The city also looks up to watch the man. The river bridge below was “jammed both ways” in a “typical post-revolutionary rush hour,” but the dying worker still proves enough of a spectacle for “a quarter of a million people” to stop their bicycles and “put one leg on the pavement so they could safely stare up goggle-eyed / and open-mouthed.” In this description, the poet provides a sense that the crowd is formed of jaded and unfeeling bystanders who find diversion in a stranger’s misfortune. This impulse has recently produced rather questionable images such as a man who was pushed by a homeless man in front of a train in a New York subway and one person’s reaction was to take a photograph instead of helping. In Masterson’s poem, it is perhaps easy to overemphasize the cynicism of the crowd as there is little that any one individual can do to rescue the man. Is it worse to ignore a dying man you cannot help or watch his demise? In the use of phrases such as “goggle-eyed” and “open-mouthed,” which are intended to convey the onlookers’ rapt attention, the poet, whether consciously or not, also has the crowd empathetically mirror the worker’s own physical state, his “eyeballs ribboned with blue fire” and his twisting convulsions.
Still, for the commuters, the sight of a man “two hundred feet in the air who twitched” and “was never coming down” is little more than “something different” to be experienced, a living (or maybe dying) piece of art. This takes us back to Auden’s “Musée des Beaux Arts.” In Auden’s take on Bruegel’s painting, everyone and “everything turns away / Quite leisurely from the disaster” of Icarus’s falling from the sky. In Masterson’s poem, however, everyone watches the disaster quite leisurely, and unlike in “Musée,” in which we are not privy to Icarus’s final thoughts, here we see the poet at least try to imagine the victim’s experience.
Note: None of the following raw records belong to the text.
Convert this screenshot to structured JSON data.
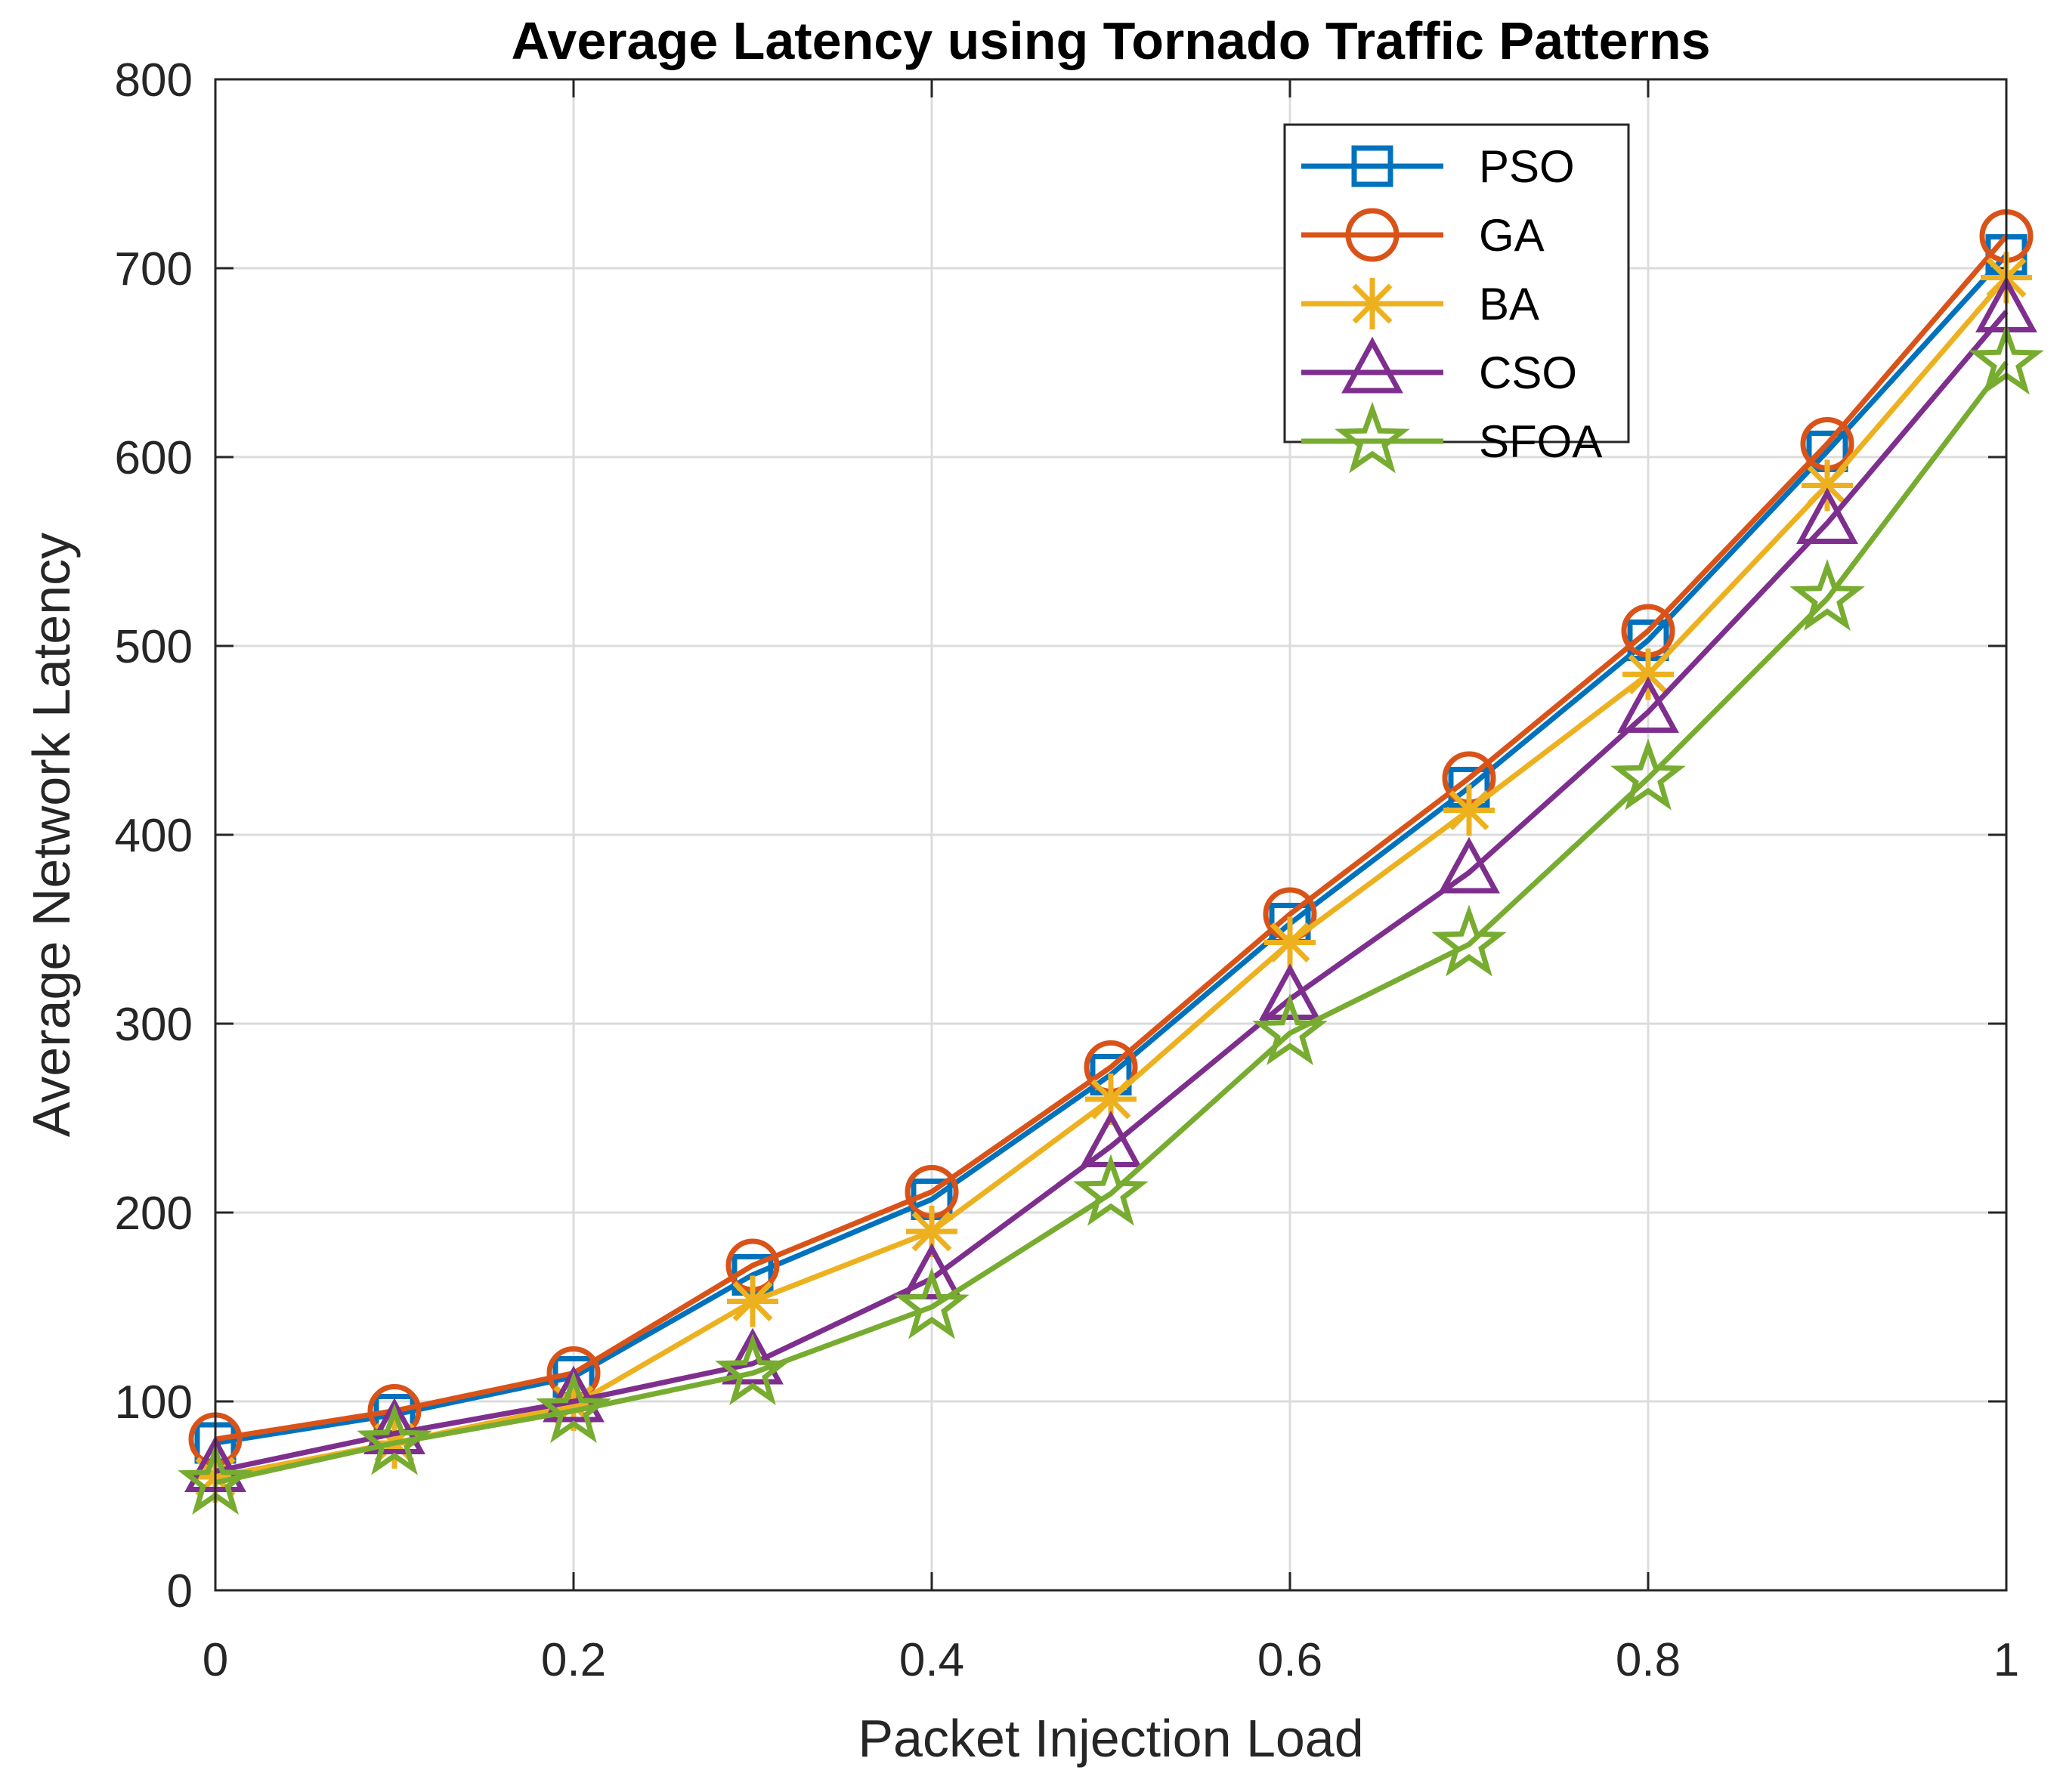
{
  "chart_data": {
    "type": "line",
    "title": "Average Latency using Tornado Traffic Patterns",
    "xlabel": "Packet Injection Load",
    "ylabel": "Average Network Latency",
    "xlim": [
      0,
      1
    ],
    "ylim": [
      0,
      800
    ],
    "xticks": [
      0,
      0.2,
      0.4,
      0.6,
      0.8,
      1
    ],
    "xtick_labels": [
      "0",
      "0.2",
      "0.4",
      "0.6",
      "0.8",
      "1"
    ],
    "yticks": [
      0,
      100,
      200,
      300,
      400,
      500,
      600,
      700,
      800
    ],
    "ytick_labels": [
      "0",
      "100",
      "200",
      "300",
      "400",
      "500",
      "600",
      "700",
      "800"
    ],
    "grid": true,
    "legend_position": "top-right",
    "x": [
      0,
      0.1,
      0.2,
      0.3,
      0.4,
      0.5,
      0.6,
      0.7,
      0.8,
      0.9,
      1.0
    ],
    "series": [
      {
        "name": "PSO",
        "color": "#0072BD",
        "marker": "square",
        "values": [
          78,
          93,
          113,
          167,
          207,
          273,
          353,
          425,
          503,
          603,
          707
        ]
      },
      {
        "name": "GA",
        "color": "#D95319",
        "marker": "circle",
        "values": [
          80,
          95,
          115,
          172,
          211,
          277,
          358,
          430,
          508,
          607,
          717
        ]
      },
      {
        "name": "BA",
        "color": "#EDB120",
        "marker": "asterisk",
        "values": [
          60,
          78,
          98,
          153,
          190,
          260,
          343,
          413,
          485,
          585,
          695
        ]
      },
      {
        "name": "CSO",
        "color": "#7E2F8E",
        "marker": "triangle",
        "values": [
          63,
          83,
          100,
          120,
          165,
          235,
          313,
          380,
          465,
          565,
          677
        ]
      },
      {
        "name": "SFOA",
        "color": "#77AC30",
        "marker": "star",
        "values": [
          57,
          78,
          95,
          115,
          150,
          210,
          295,
          342,
          430,
          525,
          650
        ]
      }
    ]
  }
}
The final stanza begins with a moral judgment: “The wrongness of this all is huge.” Presumably the speaker is referring to the indifference of the crowd toward the electrical worker or perhaps the indifference of Chinese society generally toward individuals. But are the speaker and poet in “To the State Electrical Worker” also speaking about their own guilt in exploiting the event? Although they are sympathetic recorders of the accident, they too are in some sense using the worker’s death. This is perhaps somewhat overstated, as there is an honest attempt in the poem to capture the electrical worker’s final moments, moments that may have otherwise been lost to history.
As the stanza progresses, the speaker wonders “what it must seem / to you there among the wires thrumming harsh,” as “the river silver / and thin” passed below. From this image, the speaker pulls out to imagine the worker’s place in the vast history of the Wei He River and China, saying that the view is reminiscent of a scroll painting of the same location a thousand years ago, “now hanging in a temple,” except that the ancient mists have been replaced by “diesel smoke from idle engines.” In this final aestheticization of the event, Masterson offers an allusion to Auden’s poem and reminds us of the work’s complicated ekphrastic relationships—to the Icarus story via Bruegel, via Auden, reworked in a Chinese context, and to thousands of years of Chinese history seen through a scroll painting. Perhaps the poet is suggesting that “To the State Electrical Worker” is an attempt to capture the man’s life in art? Or is he suggesting that this particular tragedy is insignificant when compared to the history of the city and river? Or is it something else? The poem leaves it up to the reader to decide.